Josh Radnor, perhaps best known in the States for How I Met Your Mother (the TV show), has a periodic newsletter he sends out. Today’s resonated with me, especially this passage:
There’s no feeling I wish to close myself off to. I’m okay with despair and discontent s long as they’re only part of the story. I’ve no interest in blind optimism wherein I close my eyes and heart to the true suffering in the world. Nor am I interested in lazy, cheap cynicism where I feel the fix is in and change is impossible. I can hold both dark and light, while knowing that the light is going to need a bit more attention, care, and time.

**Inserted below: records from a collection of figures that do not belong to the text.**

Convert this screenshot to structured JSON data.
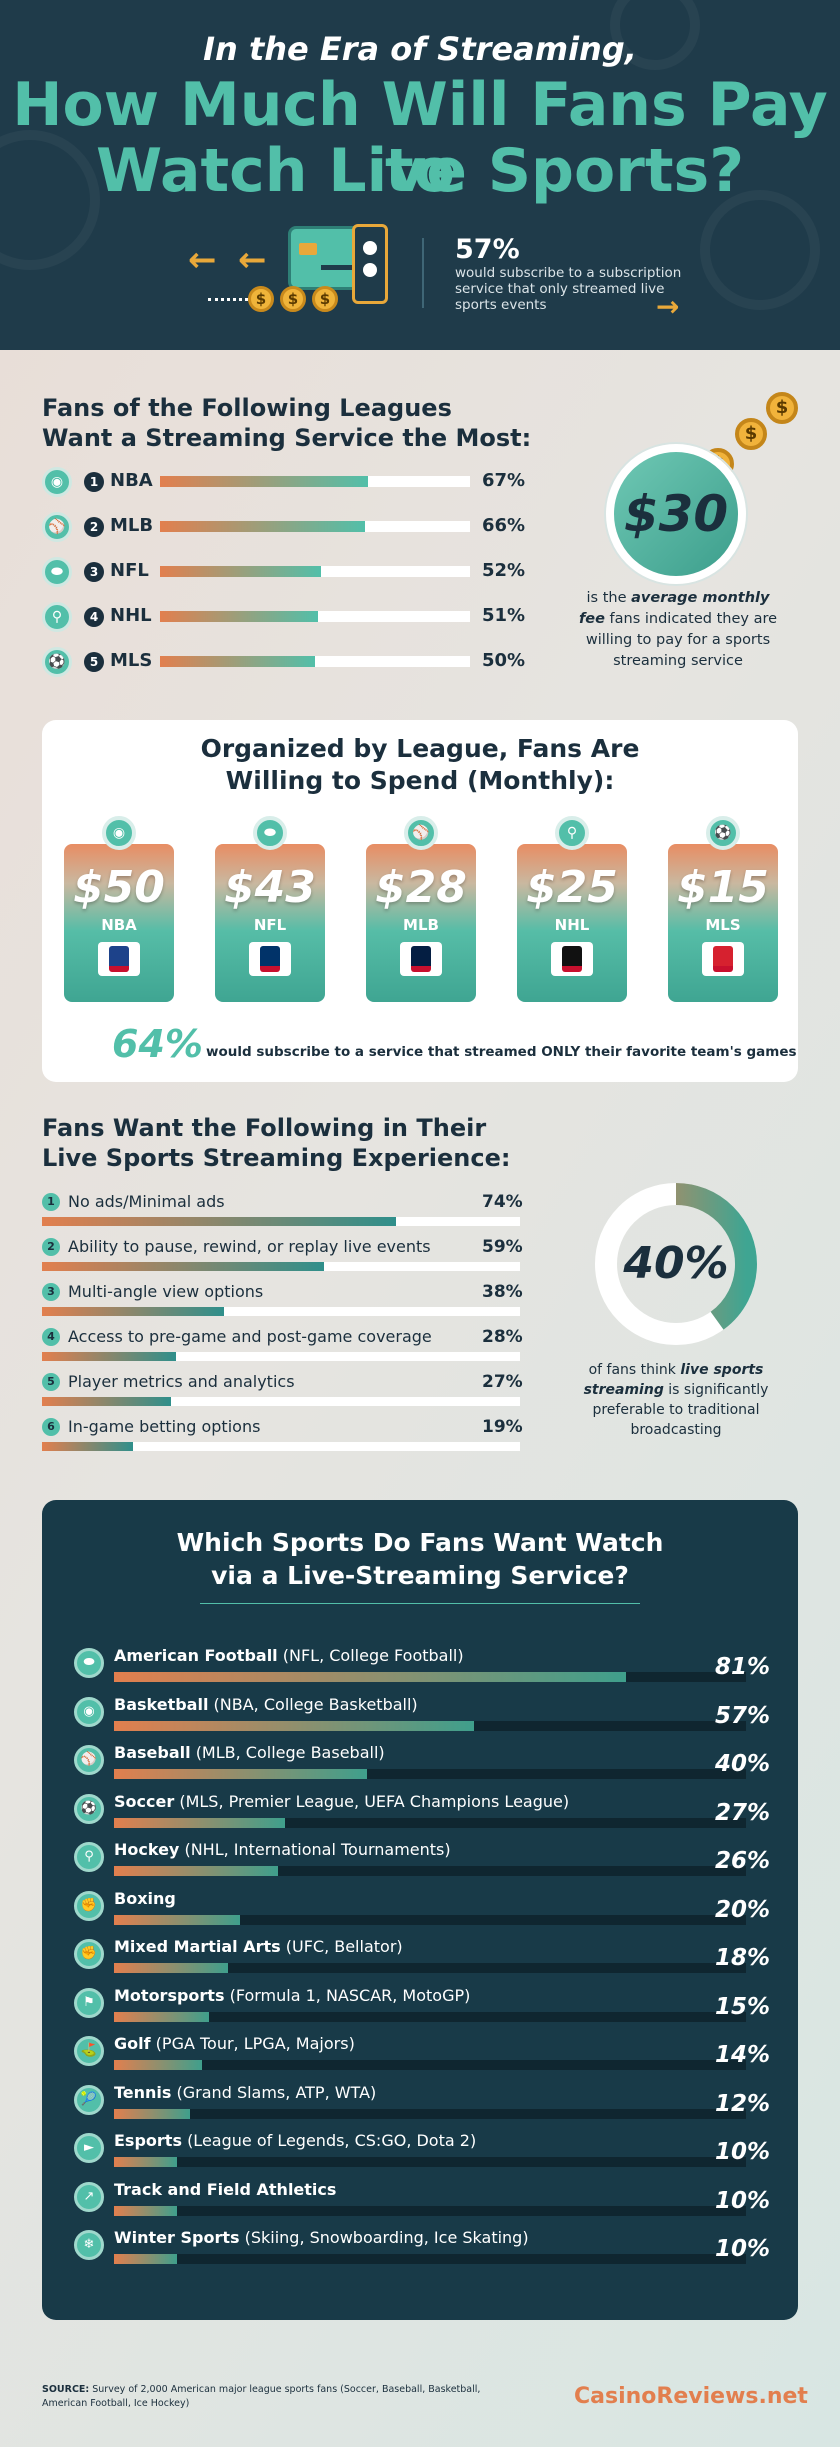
{
  "header": {
    "title_line1": "In the Era of Streaming,",
    "title_line2": "How Much Will Fans Pay to",
    "title_line3": "Watch Live Sports?",
    "stat_pct": "57%",
    "stat_text": "would subscribe to a subscription service that only streamed live sports events"
  },
  "leagues_section": {
    "title_line1": "Fans of the Following Leagues",
    "title_line2": "Want a Streaming Service the Most:",
    "items": [
      {
        "rank": "1",
        "name": "NBA",
        "pct": "67%",
        "value": 67
      },
      {
        "rank": "2",
        "name": "MLB",
        "pct": "66%",
        "value": 66
      },
      {
        "rank": "3",
        "name": "NFL",
        "pct": "52%",
        "value": 52
      },
      {
        "rank": "4",
        "name": "NHL",
        "pct": "51%",
        "value": 51
      },
      {
        "rank": "5",
        "name": "MLS",
        "pct": "50%",
        "value": 50
      }
    ],
    "badge_value": "$30",
    "badge_text_pre": "is the",
    "badge_text_em": "average monthly fee",
    "badge_text_post": "fans indicated they are willing to pay for a sports streaming service"
  },
  "spend_section": {
    "title_line1": "Organized by League, Fans Are",
    "title_line2": "Willing to Spend (Monthly):",
    "cards": [
      {
        "value": "$50",
        "league": "NBA"
      },
      {
        "value": "$43",
        "league": "NFL"
      },
      {
        "value": "$28",
        "league": "MLB"
      },
      {
        "value": "$25",
        "league": "NHL"
      },
      {
        "value": "$15",
        "league": "MLS"
      }
    ],
    "footer_pct": "64%",
    "footer_text_pre": "would subscribe to a service that streamed",
    "footer_text_em": "ONLY",
    "footer_text_post": "their favorite team's games"
  },
  "features_section": {
    "title_line1": "Fans Want the Following in Their",
    "title_line2": "Live Sports Streaming Experience:",
    "items": [
      {
        "num": "1",
        "label": "No ads/Minimal ads",
        "pct": "74%",
        "value": 74
      },
      {
        "num": "2",
        "label": "Ability to pause, rewind, or replay live events",
        "pct": "59%",
        "value": 59
      },
      {
        "num": "3",
        "label": "Multi-angle view options",
        "pct": "38%",
        "value": 38
      },
      {
        "num": "4",
        "label": "Access to pre-game and post-game coverage",
        "pct": "28%",
        "value": 28
      },
      {
        "num": "5",
        "label": "Player metrics and analytics",
        "pct": "27%",
        "value": 27
      },
      {
        "num": "6",
        "label": "In-game betting options",
        "pct": "19%",
        "value": 19
      }
    ],
    "donut_value": "40%",
    "donut_fraction": 0.4,
    "donut_text_pre": "of fans think",
    "donut_text_em": "live sports streaming",
    "donut_text_post": "is significantly preferable to traditional broadcasting"
  },
  "sports_section": {
    "title_line1": "Which Sports Do Fans Want Watch",
    "title_line2": "via a Live-Streaming Service?",
    "items": [
      {
        "sport": "American Football",
        "detail": "(NFL, College Football)",
        "pct": "81%",
        "value": 81
      },
      {
        "sport": "Basketball",
        "detail": "(NBA, College Basketball)",
        "pct": "57%",
        "value": 57
      },
      {
        "sport": "Baseball",
        "detail": " (MLB, College Baseball)",
        "pct": "40%",
        "value": 40
      },
      {
        "sport": "Soccer",
        "detail": "(MLS, Premier League, UEFA Champions League)",
        "pct": "27%",
        "value": 27
      },
      {
        "sport": "Hockey",
        "detail": "(NHL, International Tournaments)",
        "pct": "26%",
        "value": 26
      },
      {
        "sport": "Boxing",
        "detail": "",
        "pct": "20%",
        "value": 20
      },
      {
        "sport": "Mixed Martial Arts",
        "detail": "(UFC, Bellator)",
        "pct": "18%",
        "value": 18
      },
      {
        "sport": "Motorsports",
        "detail": "(Formula 1, NASCAR, MotoGP)",
        "pct": "15%",
        "value": 15
      },
      {
        "sport": "Golf",
        "detail": " (PGA Tour, LPGA, Majors)",
        "pct": "14%",
        "value": 14
      },
      {
        "sport": "Tennis",
        "detail": "(Grand Slams, ATP, WTA)",
        "pct": "12%",
        "value": 12
      },
      {
        "sport": "Esports",
        "detail": "(League of Legends, CS:GO, Dota 2)",
        "pct": "10%",
        "value": 10
      },
      {
        "sport": "Track and Field Athletics",
        "detail": "",
        "pct": "10%",
        "value": 10
      },
      {
        "sport": "Winter Sports",
        "detail": " (Skiing, Snowboarding, Ice Skating)",
        "pct": "10%",
        "value": 10
      }
    ]
  },
  "footer": {
    "source_label": "SOURCE:",
    "source_text": "Survey of 2,000 American major league sports fans (Soccer, Baseball, Basketball, American Football, Ice Hockey)",
    "brand": "CasinoReviews.net"
  },
  "colors": {
    "dark": "#1f3b4a",
    "teal": "#52bfa9",
    "orange": "#e27f4e",
    "gold": "#f1b33b"
  }
}
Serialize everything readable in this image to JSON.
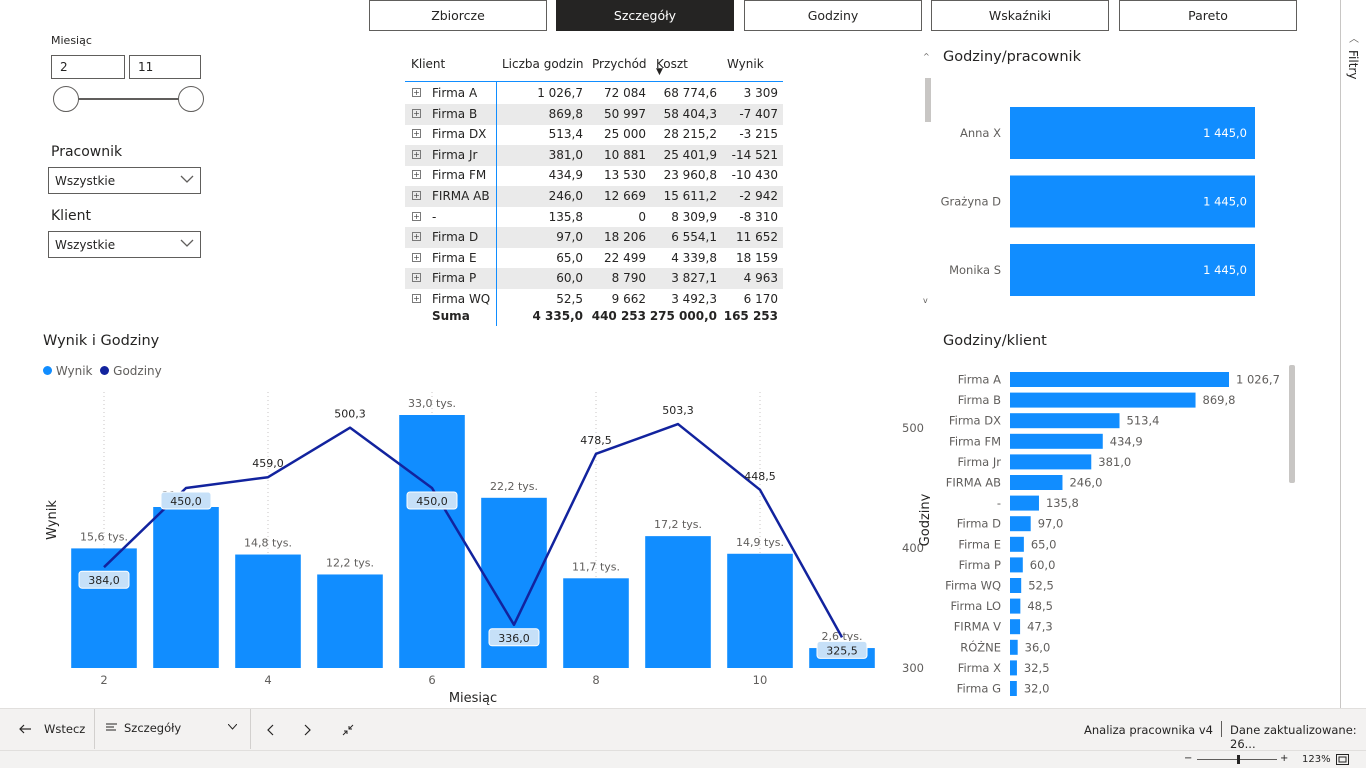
{
  "nav": {
    "tabs": [
      {
        "label": "Zbiorcze",
        "active": false
      },
      {
        "label": "Szczegóły",
        "active": true
      },
      {
        "label": "Godziny",
        "active": false
      },
      {
        "label": "Wskaźniki",
        "active": false
      },
      {
        "label": "Pareto",
        "active": false
      }
    ]
  },
  "filters_pane": {
    "label": "Filtry",
    "icon": "chevron-up-icon"
  },
  "slicers": {
    "month": {
      "title": "Miesiąc",
      "from": "2",
      "to": "11",
      "range_min": 2,
      "range_max": 11
    },
    "employee": {
      "title": "Pracownik",
      "value": "Wszystkie"
    },
    "client": {
      "title": "Klient",
      "value": "Wszystkie"
    }
  },
  "matrix": {
    "columns": [
      "Klient",
      "Liczba godzin",
      "Przychód",
      "Koszt",
      "Wynik"
    ],
    "sort_indicator": "▼",
    "rows": [
      [
        "Firma A",
        "1 026,7",
        "72 084",
        "68 774,6",
        "3 309"
      ],
      [
        "Firma B",
        "869,8",
        "50 997",
        "58 404,3",
        "-7 407"
      ],
      [
        "Firma DX",
        "513,4",
        "25 000",
        "28 215,2",
        "-3 215"
      ],
      [
        "Firma Jr",
        "381,0",
        "10 881",
        "25 401,9",
        "-14 521"
      ],
      [
        "Firma FM",
        "434,9",
        "13 530",
        "23 960,8",
        "-10 430"
      ],
      [
        "FIRMA AB",
        "246,0",
        "12 669",
        "15 611,2",
        "-2 942"
      ],
      [
        "-",
        "135,8",
        "0",
        "8 309,9",
        "-8 310"
      ],
      [
        "Firma D",
        "97,0",
        "18 206",
        "6 554,1",
        "11 652"
      ],
      [
        "Firma E",
        "65,0",
        "22 499",
        "4 339,8",
        "18 159"
      ],
      [
        "Firma P",
        "60,0",
        "8 790",
        "3 827,1",
        "4 963"
      ],
      [
        "Firma WQ",
        "52,5",
        "9 662",
        "3 492,3",
        "6 170"
      ]
    ],
    "total": [
      "Suma",
      "4 335,0",
      "440 253",
      "275 000,0",
      "165 253"
    ]
  },
  "chart_data": [
    {
      "type": "bar",
      "orientation": "horizontal",
      "title": "Godziny/pracownik",
      "categories": [
        "Anna X",
        "Grażyna D",
        "Monika S"
      ],
      "values": [
        1445.0,
        1445.0,
        1445.0
      ],
      "labels": [
        "1 445,0",
        "1 445,0",
        "1 445,0"
      ],
      "color": "#118dff"
    },
    {
      "type": "combo",
      "title": "Wynik i Godziny",
      "legend": [
        {
          "name": "Wynik",
          "color": "#118dff"
        },
        {
          "name": "Godziny",
          "color": "#12239e"
        }
      ],
      "legend_position": "top-left",
      "xlabel": "Miesiąc",
      "ylabel_left": "Wynik",
      "ylabel_right": "Godziny",
      "x": [
        2,
        3,
        4,
        5,
        6,
        7,
        8,
        9,
        10,
        11
      ],
      "x_tick_labels": [
        "2",
        "4",
        "6",
        "8",
        "10"
      ],
      "x_tick_values": [
        2,
        4,
        6,
        8,
        10
      ],
      "bars": {
        "name": "Wynik",
        "values": [
          15.6,
          21.0,
          14.8,
          12.2,
          33.0,
          22.2,
          11.7,
          17.2,
          14.9,
          2.6
        ],
        "labels": [
          "15,6 tys.",
          "21,0 tys.",
          "14,8 tys.",
          "12,2 tys.",
          "33,0 tys.",
          "22,2 tys.",
          "11,7 tys.",
          "17,2 tys.",
          "14,9 tys.",
          "2,6 tys."
        ]
      },
      "line": {
        "name": "Godziny",
        "values": [
          384.0,
          450.0,
          459.0,
          500.3,
          450.0,
          336.0,
          478.5,
          503.3,
          448.5,
          325.5
        ],
        "labels": [
          "384,0",
          "450,0",
          "459,0",
          "500,3",
          "450,0",
          "336,0",
          "478,5",
          "503,3",
          "448,5",
          "325,5"
        ],
        "label_boxed": [
          true,
          true,
          false,
          false,
          true,
          true,
          false,
          false,
          false,
          true
        ]
      },
      "y_right_ticks": [
        "300",
        "400",
        "500"
      ],
      "y_right_tick_values": [
        300,
        400,
        500
      ],
      "y_right_range": [
        300,
        530
      ],
      "y_left_range": [
        0,
        36
      ]
    },
    {
      "type": "bar",
      "orientation": "horizontal",
      "title": "Godziny/klient",
      "categories": [
        "Firma A",
        "Firma B",
        "Firma DX",
        "Firma FM",
        "Firma Jr",
        "FIRMA AB",
        "-",
        "Firma D",
        "Firma E",
        "Firma P",
        "Firma WQ",
        "Firma LO",
        "FIRMA V",
        "RÓŻNE",
        "Firma X",
        "Firma G"
      ],
      "values": [
        1026.7,
        869.8,
        513.4,
        434.9,
        381.0,
        246.0,
        135.8,
        97.0,
        65.0,
        60.0,
        52.5,
        48.5,
        47.3,
        36.0,
        32.5,
        32.0
      ],
      "labels": [
        "1 026,7",
        "869,8",
        "513,4",
        "434,9",
        "381,0",
        "246,0",
        "135,8",
        "97,0",
        "65,0",
        "60,0",
        "52,5",
        "48,5",
        "47,3",
        "36,0",
        "32,5",
        "32,0"
      ],
      "color": "#118dff"
    }
  ],
  "statusbar": {
    "back_label": "Wstecz",
    "page_label": "Szczegóły",
    "report_name": "Analiza pracownika v4",
    "updated_label": "Dane zaktualizowane: 26...",
    "zoom_label": "123%",
    "zoom_minus": "−",
    "zoom_plus": "+"
  }
}
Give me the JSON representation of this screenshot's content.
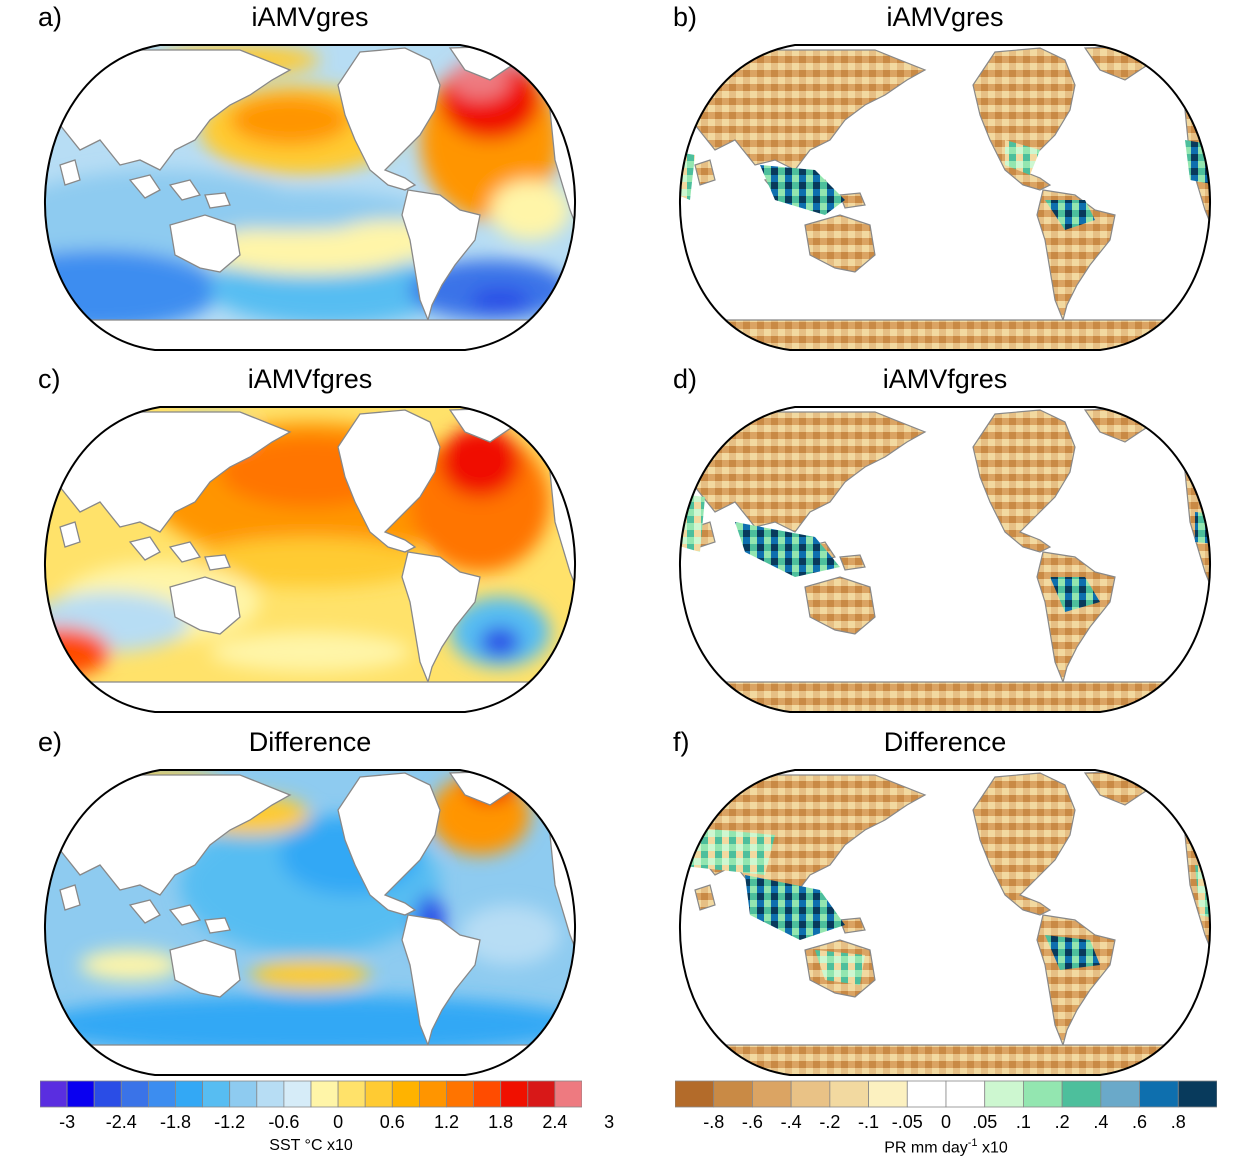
{
  "panels": [
    {
      "letter": "a)",
      "title": "iAMVgres",
      "variable": "SST"
    },
    {
      "letter": "b)",
      "title": "iAMVgres",
      "variable": "PR"
    },
    {
      "letter": "c)",
      "title": "iAMVfgres",
      "variable": "SST"
    },
    {
      "letter": "d)",
      "title": "iAMVfgres",
      "variable": "PR"
    },
    {
      "letter": "e)",
      "title": "Difference",
      "variable": "SST"
    },
    {
      "letter": "f)",
      "title": "Difference",
      "variable": "PR"
    }
  ],
  "sst_colorbar": {
    "colors": [
      "#5a2ee0",
      "#0a00f0",
      "#2a4de6",
      "#3a73e8",
      "#3c8df0",
      "#33a8f5",
      "#57bdf2",
      "#8ecbf0",
      "#b7ddf4",
      "#d6ecf8",
      "#fff5a8",
      "#ffe26a",
      "#ffcb33",
      "#ffb300",
      "#ff9500",
      "#ff7400",
      "#ff4c00",
      "#f01000",
      "#d81818",
      "#ee7a80"
    ],
    "tick_labels": [
      "-3",
      "-2.4",
      "-1.8",
      "-1.2",
      "-0.6",
      "0",
      "0.6",
      "1.2",
      "1.8",
      "2.4",
      "3"
    ],
    "label": "SST °C x10"
  },
  "pr_colorbar": {
    "colors": [
      "#b36b2a",
      "#c98a45",
      "#dba463",
      "#e9c286",
      "#f2d9a0",
      "#fcf1c0",
      "#ffffff",
      "#ffffff",
      "#cdf7d0",
      "#93e6b0",
      "#4dbf9c",
      "#6aa9c9",
      "#0e6fae",
      "#083a5c"
    ],
    "tick_labels": [
      "-.8",
      "-.6",
      "-.4",
      "-.2",
      "-.1",
      "-.05",
      "0",
      ".05",
      ".1",
      ".2",
      ".4",
      ".6",
      ".8"
    ],
    "label_main": "PR mm day",
    "label_sup": "-1",
    "label_end": " x10"
  },
  "colors": {
    "land": "#ffffff",
    "coast": "#888888",
    "frame": "#000000"
  }
}
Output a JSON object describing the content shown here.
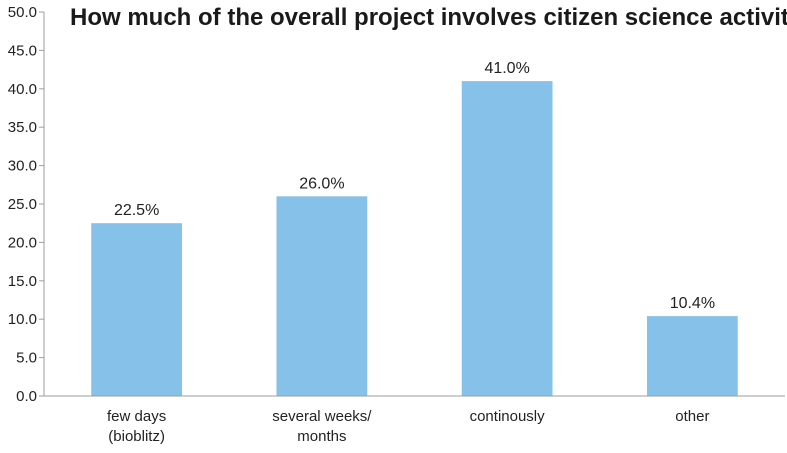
{
  "chart_data": {
    "type": "bar",
    "title": "How much of the overall project involves citizen science activity?",
    "categories": [
      [
        "few days",
        "(bioblitz)"
      ],
      [
        "several weeks/",
        "months"
      ],
      [
        "continously"
      ],
      [
        "other"
      ]
    ],
    "values": [
      22.5,
      26.0,
      41.0,
      10.4
    ],
    "data_labels": [
      "22.5%",
      "26.0%",
      "41.0%",
      "10.4%"
    ],
    "y_ticks": [
      "0.0",
      "5.0",
      "10.0",
      "15.0",
      "20.0",
      "25.0",
      "30.0",
      "35.0",
      "40.0",
      "45.0",
      "50.0"
    ],
    "ylim": [
      0,
      50
    ],
    "grid": false,
    "legend": "none",
    "bar_color": "#85C1E9",
    "axis_color": "#9e9e9e",
    "xlabel": "",
    "ylabel": ""
  }
}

Counteracting that self-critical voice requires daily vigilance. Despair and cynicism are always extending a tempting invitation. But I’ve found the rewards of working those other muscles, of telling myself another story, are immense. It serves as a shield against both individual and collective hopelessness. With hope comes faith and aliveness. And with faith and aliveness comes determination and right thinking. I intuitively know what’s being asked next of me. And there’s an effortlessness in the doing whose byproduct is a new kind of joy, that of being used for a purpose greater than myself.
Patience and humility are two other muscles that could use a bit more attention. And there’s some real relief on the other side of that. For today I don’t have to save the world. Today I don’t have to have all the answers. Today I don’t have to heal all my wounds.